Au‑delà de l’événement, cette intervention interroge la manière dont les territoires insulaires et littoraux — dont la Bretagne — peuvent répondre aux tensions foncières, démographiques et identitaires sans basculer dans la violence.
Un diagnostic réel, mais une réponse dangereuse
Dans leur communiqué, les membres du FLNC‑UC dénoncent l’arrivée de « près de 5.000 étrangers, dont une majorité de Français » chaque année en Corse, assimilée à une « colonisation de peuplement galopante » .
La pression foncière est un phénomène bien réel, en Corse comme en Bretagne. Mais la réponse proposée par le FLNC‑UC — menace, exclusion, mise en scène armée — transforme un problème territorial en un problème ethnique. Elle oppose « Corses » et « non‑Corses » au lieu d’opposer spéculation et habitants.
Les kers et tudoù bretons défendent une approche inverse : territoriale, démocratique, non violente.
Le rejet de l’autonomie : une contradiction stratégique
Le FLNC‑UC qualifie le processus d’autonomie approuvé par l’Assemblée nationale de « mascarade » et estime qu’il « nie l’existence du peuple corse » .
Pourtant, l’autonomie est un levier concret pour protéger :
- le foncier,
- la langue,
- les communs,
- les services publics.
Refuser l’autonomie au nom de l’indépendance revient à refuser les outils permettant de reconstruire une souveraineté territoriale réelle.
Une mise en scène qui isole le mouvement
La vidéo montre une quinzaine d’individus cagoulés et armés, dans une esthétique héritée des « nuits bleues » des années 1970 .
Cette posture clandestine apparaît aujourd’hui en décalage avec les attentes des populations insulaires et littorales, qui cherchent des solutions :
- civiques,
- juridiques,
- coopératives,
- territoriales.
La Bretagne a connu les mêmes tensions foncières, mais a choisi d’autres voies : kers, tudoù, communs fonciers, coopératives d’habitants, Pinvidik.
Une rupture interne révélée par l’absence d’une signature traditionnelle
France 3 Corse Via Stella note l’absence de la signature « A ragione hè a nostra forza », habituellement utilisée par la branche FLNC‑22 octobre, ce qui pourrait indiquer une fracture interne .
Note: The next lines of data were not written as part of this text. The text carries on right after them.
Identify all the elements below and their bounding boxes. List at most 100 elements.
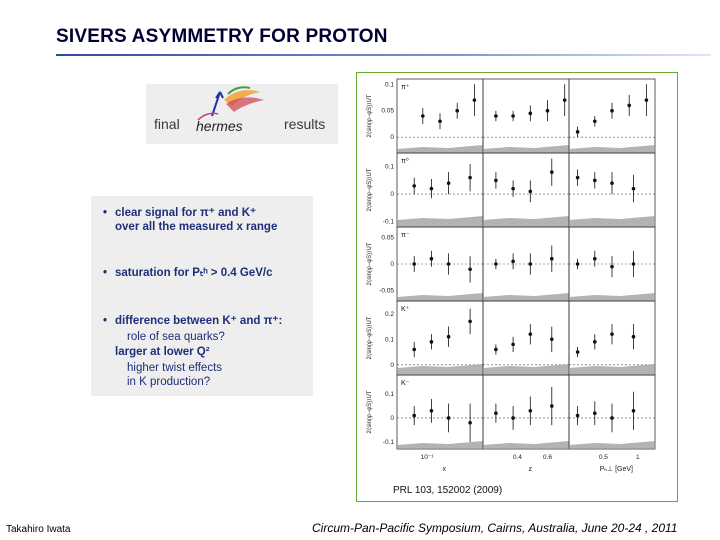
- sub-bullet: in K production?: [127, 376, 211, 388]
- data-point: [593, 178, 597, 183]
- logo-final-label: final: [154, 116, 180, 132]
- data-point: [610, 108, 614, 113]
- panel-frame: [482, 152, 570, 228]
- y-axis-label: 2⟨sin(φ−φS)⟩UT: [366, 242, 373, 285]
- data-point: [528, 409, 533, 413]
- systematic-band: [569, 293, 655, 301]
- data-point: [575, 413, 580, 418]
- sub-bullet: role of sea quarks?: [127, 331, 225, 343]
- hermes-logo-icon: [197, 86, 264, 121]
- systematic-band: [569, 145, 655, 153]
- systematic-band: [397, 145, 483, 153]
- systematic-band: [569, 441, 655, 449]
- y-tick-label: 0.1: [385, 164, 394, 171]
- data-point: [446, 262, 451, 266]
- sub-bullet: higher twist effects: [127, 362, 223, 374]
- bullet-dot-icon: •: [103, 315, 108, 327]
- systematic-band: [397, 441, 483, 449]
- data-point: [511, 342, 515, 347]
- systematic-band: [397, 293, 483, 301]
- data-point: [562, 98, 567, 102]
- particle-label: K⁻: [401, 380, 410, 387]
- data-point: [494, 262, 498, 266]
- data-point: [412, 262, 416, 266]
- author-footer: Takahiro Iwata: [6, 524, 71, 535]
- bullet-line: over all the measured x range: [115, 221, 278, 233]
- systematic-band: [483, 216, 569, 227]
- data-point: [468, 420, 472, 425]
- x-axis-label: x: [443, 466, 447, 473]
- hermes-logo-panel: final hermes results: [146, 84, 338, 144]
- systematic-band: [483, 145, 569, 153]
- data-point: [631, 186, 636, 191]
- data-point: [550, 256, 554, 261]
- y-tick-label: -0.05: [379, 287, 394, 294]
- data-point: [446, 334, 451, 339]
- data-point: [644, 98, 649, 102]
- y-tick-label: -0.1: [383, 219, 395, 226]
- y-axis-label: 2⟨sin(φ−φS)⟩UT: [366, 94, 373, 137]
- data-point: [627, 103, 631, 108]
- bullet-line: saturation for Pₜʰ > 0.4 GeV/c: [115, 267, 273, 279]
- data-point: [631, 262, 636, 266]
- slide-title: SIVERS ASYMMETRY FOR PROTON: [56, 26, 388, 47]
- data-point: [610, 264, 614, 269]
- y-tick-label: 0: [390, 261, 394, 268]
- logo-results-label: results: [284, 116, 326, 132]
- data-point: [412, 184, 416, 188]
- data-point: [550, 170, 554, 174]
- y-tick-label: 0.1: [385, 81, 394, 88]
- y-axis-label: 2⟨sin(φ−φS)⟩UT: [366, 168, 373, 211]
- data-point: [412, 347, 416, 352]
- y-tick-label: 0: [390, 415, 394, 422]
- data-point: [494, 347, 498, 352]
- bullet-dot-icon: •: [103, 267, 108, 279]
- y-tick-label: 0.05: [381, 235, 394, 242]
- systematic-band: [483, 364, 569, 375]
- y-tick-label: 0.1: [385, 391, 394, 398]
- data-point: [575, 130, 580, 134]
- data-point: [528, 332, 533, 336]
- data-point: [511, 416, 515, 420]
- logo-brand-label: hermes: [196, 118, 243, 134]
- data-point: [468, 267, 472, 272]
- data-point: [494, 411, 498, 415]
- y-tick-label: 0: [390, 362, 394, 369]
- x-axis-label: z: [529, 466, 533, 473]
- y-tick-label: 0: [390, 134, 394, 141]
- data-point: [511, 114, 515, 118]
- data-point: [455, 108, 459, 113]
- data-point: [446, 416, 451, 420]
- systematic-band: [483, 441, 569, 449]
- x-tick-label: 0.5: [599, 454, 608, 461]
- systematic-band: [569, 364, 655, 375]
- data-point: [550, 337, 554, 342]
- data-point: [528, 111, 533, 116]
- particle-label: K⁺: [401, 306, 410, 313]
- systematic-band: [397, 364, 483, 375]
- data-point: [593, 340, 597, 344]
- data-point: [610, 416, 614, 420]
- data-point: [550, 404, 554, 408]
- particle-label: π⁻: [401, 232, 410, 239]
- data-point: [421, 114, 425, 118]
- data-point: [511, 259, 515, 264]
- particle-label: π⁰: [401, 157, 409, 165]
- systematic-band: [397, 216, 483, 227]
- data-point: [429, 409, 434, 413]
- y-tick-label: -0.1: [383, 439, 395, 446]
- systematic-band: [569, 216, 655, 227]
- bullet-line: clear signal for π⁺ and K⁺: [115, 207, 257, 219]
- data-point: [412, 413, 416, 418]
- bullet-dot-icon: •: [103, 207, 108, 219]
- sivers-asymmetry-plot: 2⟨sin(φ−φS)⟩UT 0.1 0.05 0 π⁺ 2⟨sin(φ−φS)⟩UT 0.…: [366, 78, 656, 496]
- data-point: [575, 262, 580, 266]
- y-axis-label: 2⟨sin(φ−φS)⟩UT: [366, 316, 373, 359]
- data-point: [468, 175, 472, 180]
- systematic-band: [483, 293, 569, 301]
- bullet-line: difference between K⁺ and π⁺:: [115, 315, 283, 327]
- data-point: [575, 175, 580, 180]
- data-point: [610, 332, 614, 336]
- particle-label: π⁺: [401, 84, 410, 91]
- data-point: [575, 350, 580, 354]
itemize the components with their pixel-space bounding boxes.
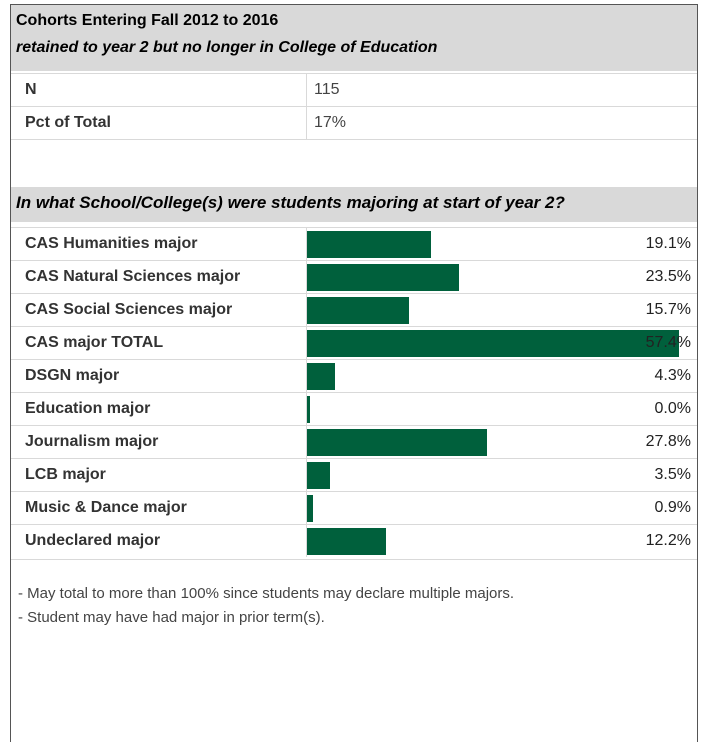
value-label: 23.5% bbox=[645, 268, 691, 285]
report-title: Cohorts Entering Fall 2012 to 2016 bbox=[16, 12, 279, 29]
divider bbox=[11, 139, 697, 140]
footnote: - May total to more than 100% since stud… bbox=[18, 585, 515, 602]
bar-row: Journalism major 27.8% bbox=[11, 425, 697, 458]
bar bbox=[307, 495, 313, 522]
category-label: LCB major bbox=[25, 466, 106, 483]
report-frame bbox=[10, 4, 698, 742]
value-label: 0.0% bbox=[654, 400, 691, 417]
category-label: CAS Natural Sciences major bbox=[25, 268, 241, 285]
bar-row: CAS major TOTAL 57.4% bbox=[11, 326, 697, 359]
category-label: CAS Social Sciences major bbox=[25, 301, 233, 318]
stat-label: Pct of Total bbox=[25, 114, 111, 131]
bar bbox=[307, 396, 310, 423]
bar-row: CAS Natural Sciences major 23.5% bbox=[11, 260, 697, 293]
bar bbox=[307, 231, 431, 258]
bar bbox=[307, 363, 335, 390]
category-label: Undeclared major bbox=[25, 532, 161, 549]
value-label: 4.3% bbox=[654, 367, 691, 384]
stat-value: 17% bbox=[314, 114, 347, 131]
value-label: 19.1% bbox=[645, 235, 691, 252]
report-subtitle: retained to year 2 but no longer in Coll… bbox=[16, 39, 438, 56]
bar bbox=[307, 528, 387, 555]
value-label: 57.4% bbox=[645, 334, 691, 351]
stat-row-pct: Pct of Total 17% bbox=[11, 106, 697, 139]
category-label: DSGN major bbox=[25, 367, 120, 384]
bar-row: DSGN major 4.3% bbox=[11, 359, 697, 392]
bar-row: CAS Social Sciences major 15.7% bbox=[11, 293, 697, 326]
value-label: 27.8% bbox=[645, 433, 691, 450]
bar-row: CAS Humanities major 19.1% bbox=[11, 227, 697, 260]
bar-row: LCB major 3.5% bbox=[11, 458, 697, 491]
stat-row-n: N 115 bbox=[11, 73, 697, 106]
bar bbox=[307, 264, 460, 291]
stat-label: N bbox=[25, 81, 37, 98]
category-label: Journalism major bbox=[25, 433, 159, 450]
bar-row: Education major 0.0% bbox=[11, 392, 697, 425]
value-label: 15.7% bbox=[645, 301, 691, 318]
bar bbox=[307, 330, 679, 357]
bar-row: Music & Dance major 0.9% bbox=[11, 491, 697, 524]
value-label: 0.9% bbox=[654, 499, 691, 516]
bar bbox=[307, 462, 330, 489]
cohort-header: Cohorts Entering Fall 2012 to 2016 retai… bbox=[11, 5, 697, 71]
section-header: In what School/College(s) were students … bbox=[11, 187, 697, 222]
category-label: Education major bbox=[25, 400, 151, 417]
divider bbox=[11, 559, 697, 560]
section-title: In what School/College(s) were students … bbox=[16, 193, 565, 212]
value-label: 3.5% bbox=[654, 466, 691, 483]
category-label: CAS Humanities major bbox=[25, 235, 198, 252]
category-label: Music & Dance major bbox=[25, 499, 187, 516]
footnotes: - May total to more than 100% since stud… bbox=[18, 582, 514, 630]
footnote: - Student may have had major in prior te… bbox=[18, 609, 325, 626]
bar bbox=[307, 297, 409, 324]
category-label: CAS major TOTAL bbox=[25, 334, 164, 351]
stat-value: 115 bbox=[314, 81, 340, 98]
bar bbox=[307, 429, 488, 456]
value-label: 12.2% bbox=[645, 532, 691, 549]
bar-row: Undeclared major 12.2% bbox=[11, 524, 697, 557]
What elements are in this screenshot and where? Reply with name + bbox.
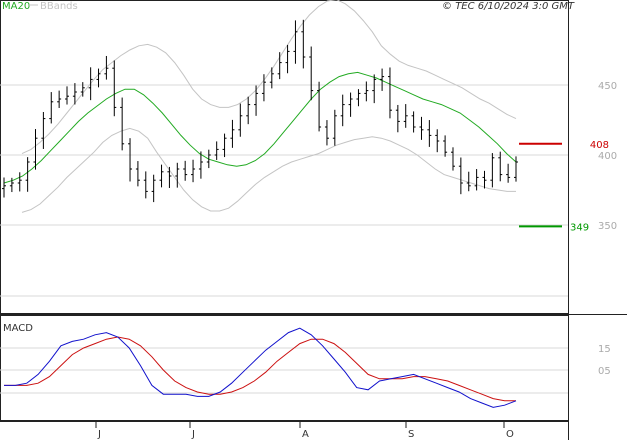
time-tick-label: J (191, 429, 195, 440)
bbands-line (21, 127, 516, 213)
macd-tick-label: 05 (598, 366, 611, 377)
macd-panel-title: MACD (3, 323, 33, 334)
time-tick-label: J (97, 429, 101, 440)
copyright-text: © TEC 6/10/2024 3:0 GMT (442, 1, 575, 12)
bbands-legend-label: BBands (40, 1, 78, 12)
price-tick-label: 450 (598, 81, 617, 92)
price-tick-label: 350 (598, 221, 617, 232)
price-panel-frame (0, 0, 569, 314)
macd-tick-label: 15 (598, 344, 611, 355)
ma-legend-label: MA20 (2, 1, 30, 12)
macd-signal-line (4, 336, 516, 402)
support-label: 349 (570, 222, 589, 233)
price-tick-label: 400 (598, 151, 617, 162)
ma20-line (3, 71, 517, 184)
time-tick-label: S (408, 429, 414, 440)
time-tick-label: A (302, 429, 309, 440)
macd-line (4, 327, 517, 408)
time-tick-label: O (506, 429, 514, 440)
resistance-label: 408 (590, 140, 609, 151)
bbands-line (21, 0, 517, 155)
macd-panel-frame (0, 315, 569, 421)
Cette fragilité affaiblit la cohérence du discours et la capacité du mouvement à se présenter comme une force unifiée.
Ce que les territoires bretons peuvent retenir
- La pression foncière est un enjeu réel et partagé.
- La menace et l’exclusion sont des impasses.
- La souveraineté territoriale passe par les communs, pas par la clandestinité.
- Les kers, tudoù et Pinvidik offrent une voie territoriale, démocratique et non violente pour protéger les habitants et les ressources locales.
Conclusion
L’intervention du FLNC‑UC illustre une tension croissante entre dynamiques de peuplement et aspirations territoriales. Mais elle montre aussi les limites d’une stratégie fondée sur la menace.
Les territoires bretons démontrent qu’une autre voie est possible : reconstruire la souveraineté par les communs, la coopération et la démocratie locale, plutôt que par la confrontation armée.